Rebels say more than 200 civilians dead in Darfur fighting

Rebels say more than 200 civilians dead in Darfur fighting
# 02 March 2010 04:08 (UTC +04:00)
Baku – APA. Darfur rebels said on Monday that more than 200 civilians had been killed in clashes with Sudanese government troops over the past week in the war-torn western region’s central Jebel Marra plateau, APA reports quoting AFP.
The Sudanese army rejected the death toll and UN officials said they could not confirm civilian casualties as their personnel were unable to access the battle zone.
"We have counted at least 237 civilians dead during fighting over the past week," said Ibrahim al-Hillu, a senior commander of the Sudan Liberation Army faction of Abdelwahid Nour, one of the main rebel factions still holding out against a peace deal with the government.
"Clashes have been continuing today (Monday)," Hillu told AFP.
"(Sudanese government) Antonov aircraft have been bombing the area night and day."

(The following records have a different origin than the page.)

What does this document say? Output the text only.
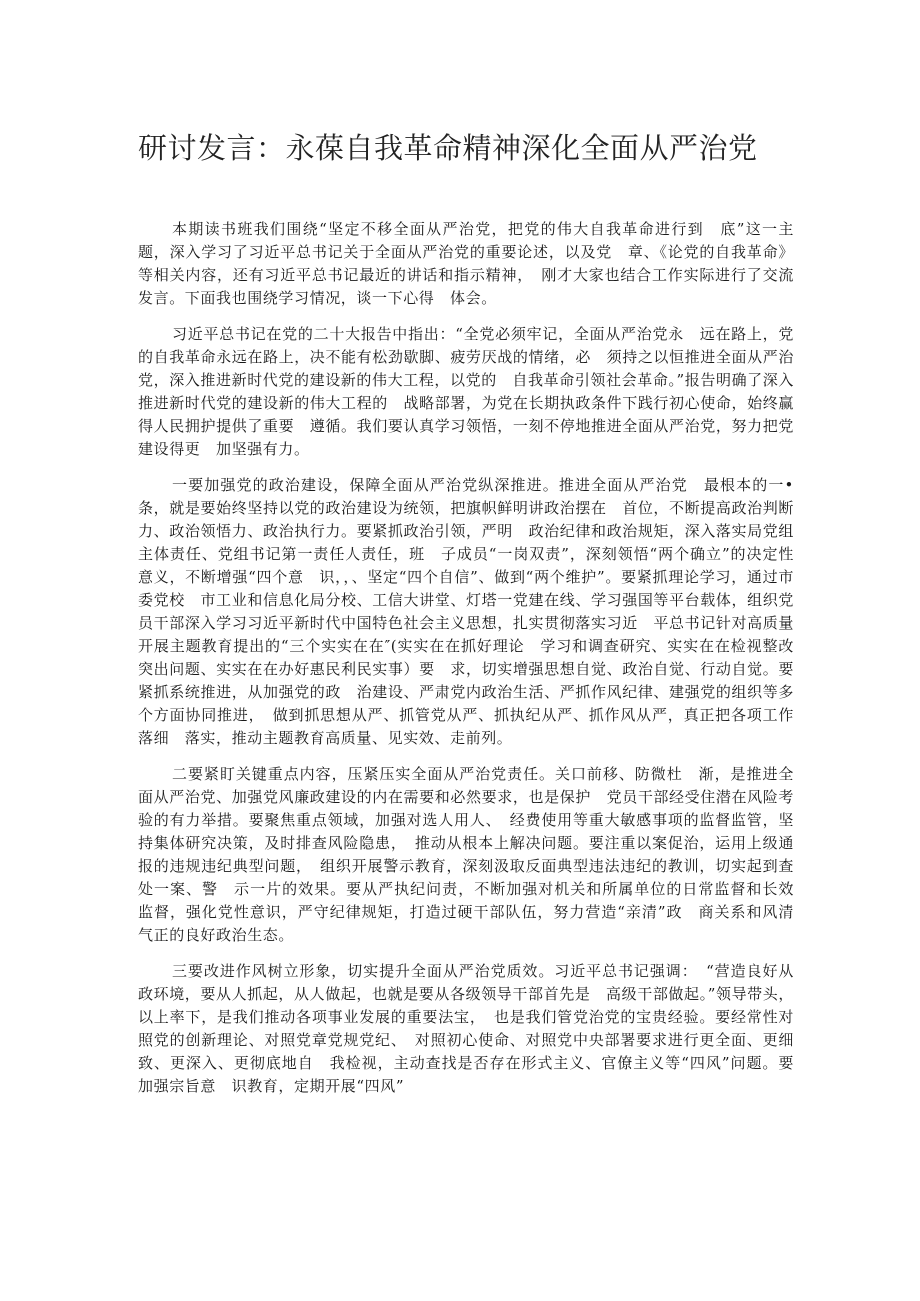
研讨发言：永葆自我革命精神深化全面从严治党

本期读书班我们围绕“坚定不移全面从严治党，把党的伟大自我革命进行到　底”这一主题，深入学习了习近平总书记关于全面从严治党的重要论述，以及党　章、《论党的自我革命》等相关内容，还有习近平总书记最近的讲话和指示精神，　刚才大家也结合工作实际进行了交流发言。下面我也围绕学习情况，谈一下心得　体会。

习近平总书记在党的二十大报告中指出：“全党必须牢记，全面从严治党永　远在路上，党的自我革命永远在路上，决不能有松劲歇脚、疲劳厌战的情绪，必　须持之以恒推进全面从严治党，深入推进新时代党的建设新的伟大工程，以党的　自我革命引领社会革命。”报告明确了深入推进新时代党的建设新的伟大工程的　战略部署，为党在长期执政条件下践行初心使命，始终赢得人民拥护提供了重要　遵循。我们要认真学习领悟，一刻不停地推进全面从严治党，努力把党建设得更　加坚强有力。

一要加强党的政治建设，保障全面从严治党纵深推进。推进全面从严治党　最根本的一•条，就是要始终坚持以党的政治建设为统领，把旗帜鲜明讲政治摆在　首位，不断提高政治判断力、政治领悟力、政治执行力。要紧抓政治引领，严明　政治纪律和政治规矩，深入落实局党组主体责任、党组书记第一责任人责任，班　子成员“一岗双责”，深刻领悟“两个确立”的决定性意义，不断增强“四个意　识，，、坚定“四个自信”、做到“两个维护”。要紧抓理论学习，通过市委党校　市工业和信息化局分校、工信大讲堂、灯塔一党建在线、学习强国等平台载体，组织党员干部深入学习习近平新时代中国特色社会主义思想，扎实贯彻落实习近　平总书记针对高质量开展主题教育提出的“三个实实在在″(实实在在抓好理论　学习和调查研究、实实在在检视整改突出问题、实实在在办好惠民利民实事）要　求，切实增强思想自觉、政治自觉、行动自觉。要紧抓系统推进，从加强党的政　治建设、严肃党内政治生活、严抓作风纪律、建强党的组织等多个方面协同推进，　做到抓思想从严、抓管党从严、抓执纪从严、抓作风从严，真正把各项工作落细　落实，推动主题教育高质量、见实效、走前列。

二要紧盯关键重点内容，压紧压实全面从严治党责任。关口前移、防微杜　渐，是推进全面从严治党、加强党风廉政建设的内在需要和必然要求，也是保护　党员干部经受住潜在风险考验的有力举措。要聚焦重点领域，加强对选人用人、　经费使用等重大敏感事项的监督监管，坚持集体研究决策，及时排查风险隐患，　推动从根本上解决问题。要注重以案促治，运用上级通报的违规违纪典型问题，　组织开展警示教育，深刻汲取反面典型违法违纪的教训，切实起到查处一案、警　示一片的效果。要从严执纪问责，不断加强对机关和所属单位的日常监督和长效　监督，强化党性意识，严守纪律规矩，打造过硬干部队伍，努力营造“亲清”政　商关系和风清气正的良好政治生态。

三要改进作风树立形象，切实提升全面从严治党质效。习近平总书记强调：　“营造良好从政环境，要从人抓起，从人做起，也就是要从各级领导干部首先是　高级干部做起。”领导带头，以上率下，是我们推动各项事业发展的重要法宝，　也是我们管党治党的宝贵经验。要经常性对照党的创新理论、对照党章党规党纪、　对照初心使命、对照党中央部署要求进行更全面、更细致、更深入、更彻底地自　我检视，主动查找是否存在形式主义、官僚主义等“四风”问题。要加强宗旨意　识教育，定期开展“四风”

A spokesman for the Sudanese army said the death toll cited by the rebels was "wrong" and denied that troops were engaged in sustained fighting with Nour’s SLA faction.

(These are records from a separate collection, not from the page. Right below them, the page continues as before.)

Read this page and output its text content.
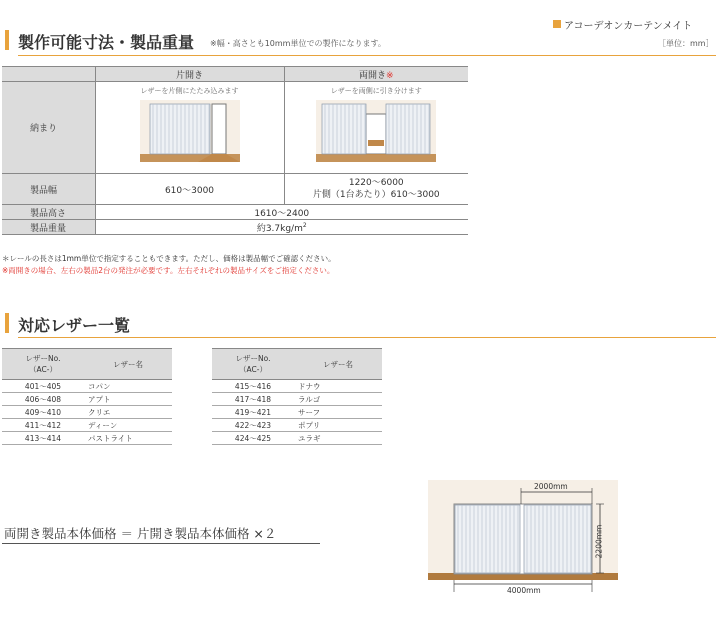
製作可能寸法・製品重量 ※幅・高さとも10mm単位での製作になります。
アコーデオンカーテンメイト
［単位：mm］
	片開き	両開き※
納まり	レザーを片側にたたみ込みます	レザーを両側に引き分けます

製品幅	610～3000	1220～6000
片側（1台あたり）610～3000

製品高さ	1610～2400	
製品重量	約$3.7kg/m^2$
＊レールの長さは1mm単位で指定することもできます。ただし、価格は製品幅でご確認ください。
※両開きの場合、左右の製品2台の発注が必要です。左右それぞれの製品サイズをご指定ください。
対応レザー一覧
レザーNo.
（AC-）	レザー名
401～405	コパン
406～408	アプト
409～410	クリエ
411～412	ディーン
413～414	パストライト
レザーNo.
（AC-）	レザー名
415～416	ドナウ
417～418	ラルゴ
419～421	サーフ
422～423	ポプリ
424～425	ユラギ
両開き製品本体価格 ＝ 片開き製品本体価格 ×２
2000mm
2200mm
4000mm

"SLA-Abdelwahid has no organised base in Jebel Marra. There are just a few fighters who attempt ambushes or hijack vehicles... so sometimes there are a few engagements between these men and the armed forces," the spokesman told AFP.
A spokesman for the UN relief effort in Darfur was unable to confirm or deny the rebel reports of heavy civilian casualties.
"It is impossible to estimate the number of dead because we don’t have access to this area," said Sam Hendricks, spokesman in Khartoum for the UN Organisation for the Coordination of Humanitarian Assistance.
The joint UN-African Union peacekeeping force said that it too was unable to confirm casualties as it could not access the battle zone.
"If we gave figures, that would imply we were on the ground but in fact we have been unable to send out patrols," the force’s commander Patrick Nyamvumba told AFP.
French aid agency Medecins du Monde said the recent fighting in the eastern part of Jebel Marra had forced 100,000 civilians to flee their homes.
It said clashes around the town of Deribat had forced it to suspend its operations in the area.
An aid agency official speaking to AFP on condition of anonymity suggested that the death toll given by the rebels was exaggerated as most civilians had already fled.
"I doubt there could have been so many deaths as the civilian population fled before the fighting started in Deribat," the official said.
The flare-up in fighting between Nur’s SLA faction and government forces came after another key rebel group, the Justice and Equality Movement, signed a peace deal with Khartoum last month.
The JEM, the most heavily armed Darfur rebel group, which launched an unprecedented assault on the Sudanese capital Khartoum in 2008, has carried out a series of prisoner exchanges with the government since the deal and seen more than 100 of its fighters on death row amnestied.
But Nur blasted the deal as a cynical pitch for a share of power in Khartoum.
"What peace is it? A ceremonial peace... a struggle to get government posts? he asked in an AFP interview.